In January, we hosted Pace Day at the Capitol (PDAC), our annual advocacy event in Tallahassee, FL that brings Pace girls, leadership and team members together to meet with elected officials.
This event also empowers our girls to use their voices to advocate for themselves and girls like them, in areas including education access, juvenile justice, mental health and more.
Over two days of virtual meetings, training and programs, girls learned about politics and policymaking, ways to effectively advocate for themselves, and how to authentically share their stories. They put their new skills to practice in a mock debate about summer school and the length of the school year and also spoke with state legislators to advocate for the policies that are important to them.
We sat down with two girls, Alyssa from Pace Pinellas and Jay from Pace Jacksonville, who shared about their experiences at PDAC:
Tell us about your experience at PDAC.
Alyssa: Pace Day at the Capitol gave me the chance to be heard by other girls at the Pace centers and the legislators.
Jay: Having my voice heard made me feel important and worth someone’s time. It makes me feel like there is a purpose for me and my decisions. Because of Pace Day at the Capitol, I feel like I am not alone and capable of talking to people and making a difference in today’s world.
What did you like about the mock debate?
Alyssa: During the mock debate,I was glad to share my opinion about school being optional in the summer. I also got a chance to be heard because talking in front of a lot of people usually makes me really nervous, but because of the support from the girls in the room with me, I was able to speak in front of people.

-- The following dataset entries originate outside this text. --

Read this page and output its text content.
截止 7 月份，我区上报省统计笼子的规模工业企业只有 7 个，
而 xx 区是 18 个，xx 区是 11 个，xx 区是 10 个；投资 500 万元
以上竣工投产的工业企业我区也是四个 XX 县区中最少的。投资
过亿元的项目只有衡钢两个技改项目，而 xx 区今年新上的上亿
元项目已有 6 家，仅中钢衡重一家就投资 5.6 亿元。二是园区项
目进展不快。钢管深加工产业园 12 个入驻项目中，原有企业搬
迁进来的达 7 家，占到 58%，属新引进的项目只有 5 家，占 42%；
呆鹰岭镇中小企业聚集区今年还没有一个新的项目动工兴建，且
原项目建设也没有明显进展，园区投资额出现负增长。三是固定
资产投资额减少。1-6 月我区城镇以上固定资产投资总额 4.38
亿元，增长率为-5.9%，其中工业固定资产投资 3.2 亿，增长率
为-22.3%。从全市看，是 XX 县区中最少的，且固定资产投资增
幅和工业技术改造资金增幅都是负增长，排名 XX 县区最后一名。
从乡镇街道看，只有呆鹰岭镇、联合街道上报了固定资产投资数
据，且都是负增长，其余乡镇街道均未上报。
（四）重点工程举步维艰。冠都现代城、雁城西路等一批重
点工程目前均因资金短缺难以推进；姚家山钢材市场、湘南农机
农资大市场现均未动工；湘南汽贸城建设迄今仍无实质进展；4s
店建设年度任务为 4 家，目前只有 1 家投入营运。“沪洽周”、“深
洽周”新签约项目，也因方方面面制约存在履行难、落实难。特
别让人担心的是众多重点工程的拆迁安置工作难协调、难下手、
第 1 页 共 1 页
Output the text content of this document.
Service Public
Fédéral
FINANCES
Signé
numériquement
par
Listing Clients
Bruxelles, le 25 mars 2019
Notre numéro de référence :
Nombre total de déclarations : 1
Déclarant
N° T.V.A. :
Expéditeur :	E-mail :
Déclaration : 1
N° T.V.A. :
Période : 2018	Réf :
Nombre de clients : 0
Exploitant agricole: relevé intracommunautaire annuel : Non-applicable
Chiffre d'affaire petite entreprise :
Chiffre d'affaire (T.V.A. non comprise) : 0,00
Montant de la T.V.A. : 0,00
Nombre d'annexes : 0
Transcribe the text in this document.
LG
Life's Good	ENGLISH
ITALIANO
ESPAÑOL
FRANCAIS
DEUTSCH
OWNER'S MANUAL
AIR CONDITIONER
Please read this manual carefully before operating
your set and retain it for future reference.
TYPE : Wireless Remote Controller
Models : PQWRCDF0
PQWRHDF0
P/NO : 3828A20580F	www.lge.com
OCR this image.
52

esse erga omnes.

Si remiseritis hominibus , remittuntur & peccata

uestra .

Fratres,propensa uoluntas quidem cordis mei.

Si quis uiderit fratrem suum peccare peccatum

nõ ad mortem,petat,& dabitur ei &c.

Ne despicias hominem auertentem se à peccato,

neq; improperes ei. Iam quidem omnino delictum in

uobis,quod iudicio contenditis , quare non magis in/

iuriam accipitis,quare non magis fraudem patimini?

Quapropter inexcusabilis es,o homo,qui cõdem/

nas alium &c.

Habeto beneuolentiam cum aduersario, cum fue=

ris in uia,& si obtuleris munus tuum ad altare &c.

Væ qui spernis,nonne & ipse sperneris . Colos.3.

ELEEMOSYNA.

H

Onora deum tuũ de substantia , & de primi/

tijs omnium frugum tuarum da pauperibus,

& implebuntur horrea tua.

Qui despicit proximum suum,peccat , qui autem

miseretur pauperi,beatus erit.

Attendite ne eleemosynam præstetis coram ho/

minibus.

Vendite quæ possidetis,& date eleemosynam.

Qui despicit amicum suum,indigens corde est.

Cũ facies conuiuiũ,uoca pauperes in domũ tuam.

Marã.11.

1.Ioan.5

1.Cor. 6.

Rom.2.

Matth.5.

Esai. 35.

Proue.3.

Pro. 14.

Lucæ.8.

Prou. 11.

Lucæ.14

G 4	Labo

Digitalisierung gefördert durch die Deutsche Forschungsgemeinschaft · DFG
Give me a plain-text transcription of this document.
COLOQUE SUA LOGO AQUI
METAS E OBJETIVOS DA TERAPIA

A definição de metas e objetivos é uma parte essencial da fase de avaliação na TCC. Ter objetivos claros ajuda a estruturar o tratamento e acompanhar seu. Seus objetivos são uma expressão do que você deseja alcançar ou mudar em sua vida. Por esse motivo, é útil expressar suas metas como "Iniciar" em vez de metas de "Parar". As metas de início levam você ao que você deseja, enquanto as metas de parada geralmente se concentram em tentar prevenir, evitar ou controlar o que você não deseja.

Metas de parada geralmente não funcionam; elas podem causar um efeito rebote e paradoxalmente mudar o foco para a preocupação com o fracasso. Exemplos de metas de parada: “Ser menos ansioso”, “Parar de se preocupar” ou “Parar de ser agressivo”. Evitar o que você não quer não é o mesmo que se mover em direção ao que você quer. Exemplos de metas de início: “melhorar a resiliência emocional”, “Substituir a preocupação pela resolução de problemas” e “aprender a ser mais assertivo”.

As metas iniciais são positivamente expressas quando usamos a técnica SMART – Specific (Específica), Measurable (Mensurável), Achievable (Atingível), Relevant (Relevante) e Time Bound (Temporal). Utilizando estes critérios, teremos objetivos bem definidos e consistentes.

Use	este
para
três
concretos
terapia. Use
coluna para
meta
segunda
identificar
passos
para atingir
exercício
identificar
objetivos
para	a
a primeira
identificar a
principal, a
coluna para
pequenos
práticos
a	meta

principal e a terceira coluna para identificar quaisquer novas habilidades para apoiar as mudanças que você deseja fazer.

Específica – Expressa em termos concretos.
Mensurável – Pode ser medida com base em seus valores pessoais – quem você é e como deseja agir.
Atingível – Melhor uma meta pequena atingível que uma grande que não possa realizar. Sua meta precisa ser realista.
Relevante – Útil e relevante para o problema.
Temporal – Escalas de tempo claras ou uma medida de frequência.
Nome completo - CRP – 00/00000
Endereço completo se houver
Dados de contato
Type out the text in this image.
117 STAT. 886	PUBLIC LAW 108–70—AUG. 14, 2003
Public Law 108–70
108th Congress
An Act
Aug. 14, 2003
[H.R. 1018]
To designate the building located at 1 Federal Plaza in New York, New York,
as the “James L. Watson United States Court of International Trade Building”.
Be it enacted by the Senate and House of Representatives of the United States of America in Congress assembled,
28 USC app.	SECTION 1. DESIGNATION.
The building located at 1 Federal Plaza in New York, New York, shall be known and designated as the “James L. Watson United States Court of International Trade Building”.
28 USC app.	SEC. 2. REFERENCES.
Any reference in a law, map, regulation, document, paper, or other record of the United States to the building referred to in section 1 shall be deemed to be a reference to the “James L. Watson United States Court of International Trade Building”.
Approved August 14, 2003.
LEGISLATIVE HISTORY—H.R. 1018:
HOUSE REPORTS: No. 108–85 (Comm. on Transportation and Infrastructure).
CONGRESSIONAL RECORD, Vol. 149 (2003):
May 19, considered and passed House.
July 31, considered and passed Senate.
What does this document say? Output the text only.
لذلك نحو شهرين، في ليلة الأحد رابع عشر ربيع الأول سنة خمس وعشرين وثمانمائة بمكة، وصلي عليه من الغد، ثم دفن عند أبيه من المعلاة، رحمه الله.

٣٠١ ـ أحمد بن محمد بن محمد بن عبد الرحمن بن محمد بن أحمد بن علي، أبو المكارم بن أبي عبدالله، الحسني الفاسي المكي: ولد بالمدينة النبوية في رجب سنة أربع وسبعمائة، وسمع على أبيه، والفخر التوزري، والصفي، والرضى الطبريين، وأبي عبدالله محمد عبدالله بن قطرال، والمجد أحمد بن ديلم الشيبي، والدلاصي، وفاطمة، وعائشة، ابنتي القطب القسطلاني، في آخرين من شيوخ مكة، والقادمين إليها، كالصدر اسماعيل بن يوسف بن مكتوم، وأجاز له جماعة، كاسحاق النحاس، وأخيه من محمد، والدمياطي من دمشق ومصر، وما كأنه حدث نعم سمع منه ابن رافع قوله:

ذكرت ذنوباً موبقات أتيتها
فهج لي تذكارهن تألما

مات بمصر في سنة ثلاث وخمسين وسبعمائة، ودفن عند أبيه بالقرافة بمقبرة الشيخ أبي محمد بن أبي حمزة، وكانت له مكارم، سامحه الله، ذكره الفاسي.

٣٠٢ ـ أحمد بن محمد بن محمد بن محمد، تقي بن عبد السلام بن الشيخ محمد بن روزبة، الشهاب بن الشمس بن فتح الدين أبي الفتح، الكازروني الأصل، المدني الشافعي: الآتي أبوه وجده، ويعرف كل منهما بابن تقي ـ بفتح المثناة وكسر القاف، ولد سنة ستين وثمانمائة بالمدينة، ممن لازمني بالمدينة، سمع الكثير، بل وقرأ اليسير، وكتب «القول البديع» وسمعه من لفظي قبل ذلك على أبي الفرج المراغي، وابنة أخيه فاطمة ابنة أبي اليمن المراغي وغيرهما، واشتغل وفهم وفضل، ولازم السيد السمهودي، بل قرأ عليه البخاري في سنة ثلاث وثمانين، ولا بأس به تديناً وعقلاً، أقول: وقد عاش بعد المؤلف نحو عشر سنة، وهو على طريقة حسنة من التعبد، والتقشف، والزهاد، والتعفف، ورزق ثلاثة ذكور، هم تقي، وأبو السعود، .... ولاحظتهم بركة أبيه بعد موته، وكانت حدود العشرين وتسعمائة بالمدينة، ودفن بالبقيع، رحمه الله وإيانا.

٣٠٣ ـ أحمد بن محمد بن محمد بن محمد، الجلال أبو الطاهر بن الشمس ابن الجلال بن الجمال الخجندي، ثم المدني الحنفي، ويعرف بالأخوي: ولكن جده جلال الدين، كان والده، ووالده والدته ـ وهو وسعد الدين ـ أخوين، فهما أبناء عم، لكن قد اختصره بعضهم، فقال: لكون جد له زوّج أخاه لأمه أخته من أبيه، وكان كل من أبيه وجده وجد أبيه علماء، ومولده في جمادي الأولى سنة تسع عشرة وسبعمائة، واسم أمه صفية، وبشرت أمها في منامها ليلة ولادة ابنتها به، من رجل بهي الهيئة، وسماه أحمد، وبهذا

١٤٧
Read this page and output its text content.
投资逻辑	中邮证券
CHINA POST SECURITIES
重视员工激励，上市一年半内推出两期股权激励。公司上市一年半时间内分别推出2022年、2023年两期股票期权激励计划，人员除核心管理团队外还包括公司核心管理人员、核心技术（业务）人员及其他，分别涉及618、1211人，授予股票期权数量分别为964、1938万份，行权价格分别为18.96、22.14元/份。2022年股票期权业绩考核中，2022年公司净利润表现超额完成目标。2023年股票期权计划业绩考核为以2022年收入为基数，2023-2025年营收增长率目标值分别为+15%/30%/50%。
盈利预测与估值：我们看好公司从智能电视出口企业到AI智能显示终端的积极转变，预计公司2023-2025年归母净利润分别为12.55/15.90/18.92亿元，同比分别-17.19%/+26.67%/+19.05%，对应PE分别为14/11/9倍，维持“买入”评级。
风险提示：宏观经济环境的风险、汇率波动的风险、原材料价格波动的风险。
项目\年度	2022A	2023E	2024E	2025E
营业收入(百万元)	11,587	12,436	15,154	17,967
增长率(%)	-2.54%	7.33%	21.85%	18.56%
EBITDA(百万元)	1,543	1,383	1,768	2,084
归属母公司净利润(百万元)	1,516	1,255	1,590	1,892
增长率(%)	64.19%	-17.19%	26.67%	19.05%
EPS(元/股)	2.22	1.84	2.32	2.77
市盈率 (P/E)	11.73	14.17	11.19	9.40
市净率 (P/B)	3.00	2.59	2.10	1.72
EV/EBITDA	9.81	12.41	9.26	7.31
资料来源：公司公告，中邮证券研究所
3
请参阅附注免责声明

What impact did Pace Day at the Capitol have on you?
Jay: This experience taught me that having the responsibility of using my voice is important since it can make a difference and help others. It’s important for girls like me to use their voice because in a world with many problems we need people to stand up and speak.
Alyssa: Since the Pace Day at the Capitol, I feel more confident in myself to talk in front of big groups of people. Pace Pinellas itself has also helped me with talking in front of large crowds by challenging myself and pushing myself for the better. It has helped me so much in the long run, and I’m so glad to say that everyone on the Pace Day at the Capitol meetings were supportive to the girls that were talking also.
Any words of advice for other girls interested in participating at PDAC?
Jay: Go for it. I learned a lot from Pace Day at the Capitol, so I think that it can also help other girls as well.
Through Pace Day at the Capitol, our girls embody the strength, passion and integrity to build a better and brighter world for all of us. We continue to be inspired by the growth and development our girls demonstrate to make their communities stronger for all.